In somewhat refreshing candor, Casey Michel of the New Republic cuts to the chase and lays out the real benefits of escalation, which are raising the financial and human costs for Russia:

“The point of increasing arms to Ukraine is not, as Bloomberg’s editorial board claimed, to simply “escalat[e] a fight that it’s almost certain to lose.” Nor is the aim to deter any form of immediate Russian retreat. The point, rather, is to inflict more casualties than the Russian government is willing to stomach…
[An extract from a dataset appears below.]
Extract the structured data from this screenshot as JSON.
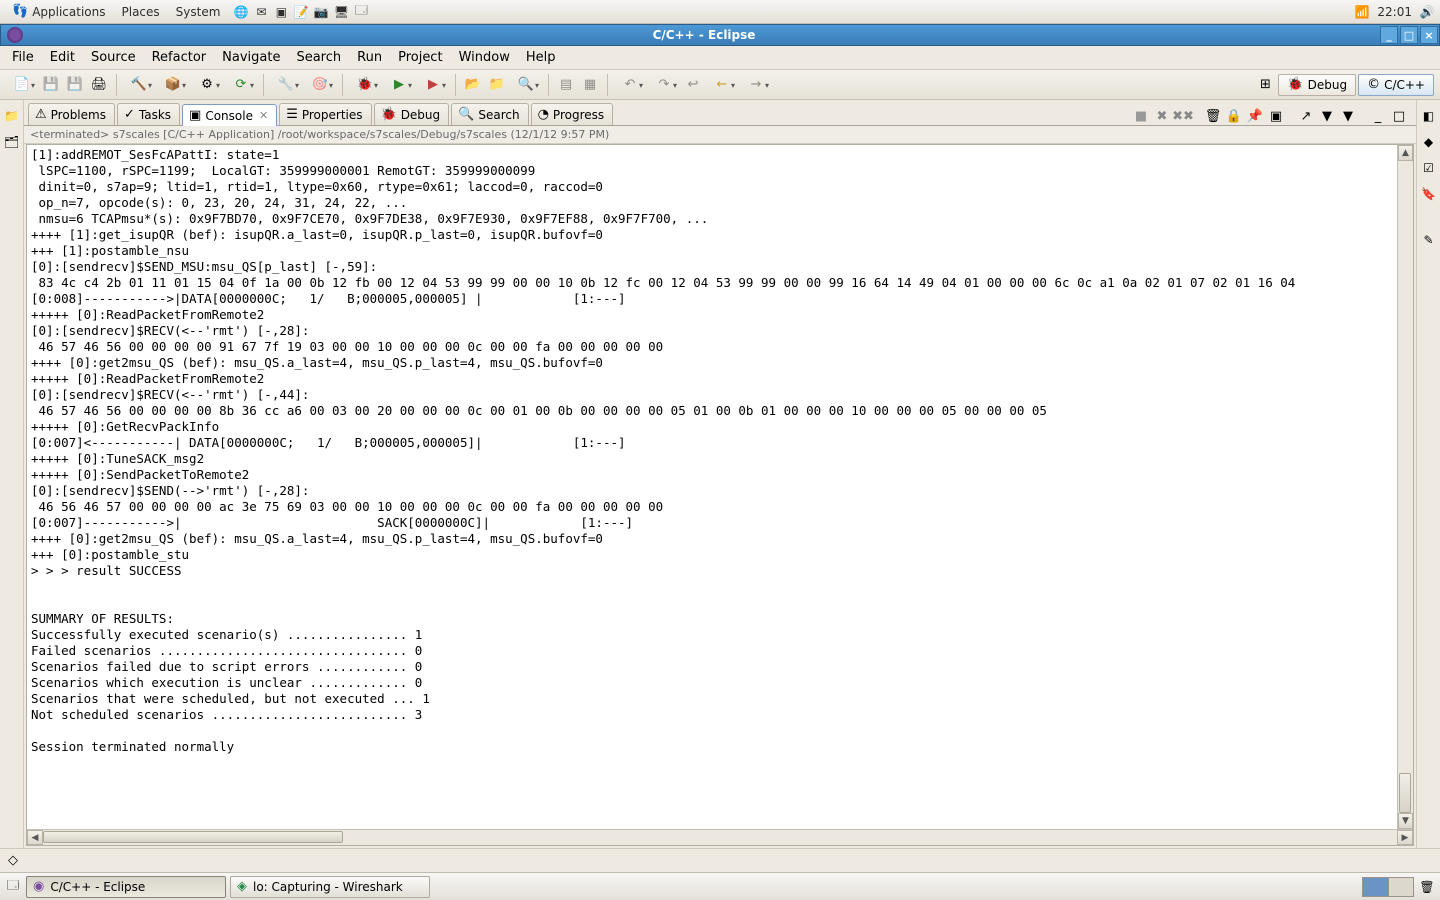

“Like the Russo-Japanese War of 1904 and the First Chechen War, the Kremlin sparked fighting in Ukraine hoping for a small, victorious war—something to drum up support for a stagnant, morally exhausted regime whose citizens were finally grasping its political bankruptcy. So long as the war remains external, Russians can support it. But when the costs come home—as they will with increased arms support for Ukrainian forces—Russians will turn (italics mine).” -Casey MichelThe possible effects of escalation on the number of Ukrainian casualties aren’t even worthy of mention, as Michel seems overly preoccupied with the perceived costs to Russia’s economy, armed forces, and political stability. Who cares if sending arms results in more dead Ukrainians? If it results in more dead Russians and a revolt against the Putin administration, then of course it’s totally worth it.

Is Military Escalation A Forgone Conclusion?

The Obama Administration continues to be non-committal about providing lethal aid while sending 600 paratroopers to train the Ukrainian military. Meanwhile, the fear mongering in Europe continues unabated: Jean-Claude Juncker, president of the European Commission, made a serious proposal to create a transnational EU army to defend Europe against Russia. Even with Germany’s support, the idea remains controversial—UK Prime Minister David Cameron dismissed the proposal as redundant, stating that NATO already exists to protect European security. There are also legitimate concerns regarding loss of national autonomy, mismanagement, and budget-busting inefficiency. Still, such considerations are small potatoes compared to the abstract threat of Russian military aggression.

Here in the West, our leaders firmly believe that chaos is theirs to create and control, collateral damage be damned. As Michel correctly observed, war is easy to support as long as it remains external and abstract. But when the illusion of control crumbles, as they always do—once the costs come to our shores, will we finally be the next ones to turn?